Closing The current moment for U.S. stock market momentum is a nuanced, data-driven portrait of leadership divergence, AI-driven capital intensity, and sector reallocation. While headline indices may move in narrow ranges on a given day, the undercurrents reveal a market that is actively pricing the economics of AI infrastructure, the risk of overinvestment, and the potential for selective leadership to emerge as AI ecosystems scale. For readers of Wall Street Economicists, the takeaway is clear: the next several quarters will likely test the durability of AI-enabled growth against the discipline of earnings and capital efficiency, requiring investors and firms to remain nimble, diversified, and grounded in data.

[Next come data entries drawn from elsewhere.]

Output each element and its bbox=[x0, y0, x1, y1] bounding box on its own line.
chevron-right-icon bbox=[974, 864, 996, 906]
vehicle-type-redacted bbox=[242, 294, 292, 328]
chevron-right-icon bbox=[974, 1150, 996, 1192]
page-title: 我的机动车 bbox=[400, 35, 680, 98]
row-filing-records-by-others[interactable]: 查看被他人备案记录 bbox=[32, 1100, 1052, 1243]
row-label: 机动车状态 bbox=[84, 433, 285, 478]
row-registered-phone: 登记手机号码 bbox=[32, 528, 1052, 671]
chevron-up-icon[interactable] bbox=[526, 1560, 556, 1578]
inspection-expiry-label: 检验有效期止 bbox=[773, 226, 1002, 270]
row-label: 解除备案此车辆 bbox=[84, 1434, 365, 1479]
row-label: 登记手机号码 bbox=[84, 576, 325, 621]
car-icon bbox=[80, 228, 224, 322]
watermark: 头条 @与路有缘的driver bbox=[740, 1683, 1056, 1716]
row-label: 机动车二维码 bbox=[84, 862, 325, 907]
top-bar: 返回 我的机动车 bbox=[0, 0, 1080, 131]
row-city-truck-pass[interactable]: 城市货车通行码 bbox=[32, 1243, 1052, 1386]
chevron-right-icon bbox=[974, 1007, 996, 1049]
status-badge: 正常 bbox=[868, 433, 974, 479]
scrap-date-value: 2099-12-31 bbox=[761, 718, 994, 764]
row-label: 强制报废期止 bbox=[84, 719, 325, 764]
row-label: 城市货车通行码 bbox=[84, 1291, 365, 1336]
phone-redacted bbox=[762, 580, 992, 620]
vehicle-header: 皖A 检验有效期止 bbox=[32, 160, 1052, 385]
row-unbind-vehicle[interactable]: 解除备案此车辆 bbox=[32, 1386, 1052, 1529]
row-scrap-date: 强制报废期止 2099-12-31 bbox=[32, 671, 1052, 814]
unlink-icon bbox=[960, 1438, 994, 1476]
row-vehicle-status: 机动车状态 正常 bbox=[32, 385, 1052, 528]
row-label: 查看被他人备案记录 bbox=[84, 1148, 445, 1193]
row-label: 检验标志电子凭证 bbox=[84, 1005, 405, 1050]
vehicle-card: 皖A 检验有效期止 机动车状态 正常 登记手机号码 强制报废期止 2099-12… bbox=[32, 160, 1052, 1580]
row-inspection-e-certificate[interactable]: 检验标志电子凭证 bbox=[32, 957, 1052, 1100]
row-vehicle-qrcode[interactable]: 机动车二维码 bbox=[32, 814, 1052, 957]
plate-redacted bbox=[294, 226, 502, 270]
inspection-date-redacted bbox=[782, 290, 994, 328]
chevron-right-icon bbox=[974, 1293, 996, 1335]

In practical terms, the opportunity lies in identifying AI-capex beneficiaries with credible monetization paths, while also maintaining exposure to non-tech leadership that can sustain momentum in a broader economic recovery. By staying attuned to earnings trajectories, capex signals, and macro policy shifts, market participants can position themselves to navigate the evolving U.S. stock market momentum in 2026 with a balanced, informed approach.

As always, the core lesson is to anchor decisions in data—whether you’re evaluating Nvidia’s AI compute progress, Alphabet’s AI-capex trajectory, or the broader rotation underway across sectors. The road ahead will be data-rich and complexity-laden, but with careful analysis and disciplined execution, investors can translate momentum into meaningful, long-run value.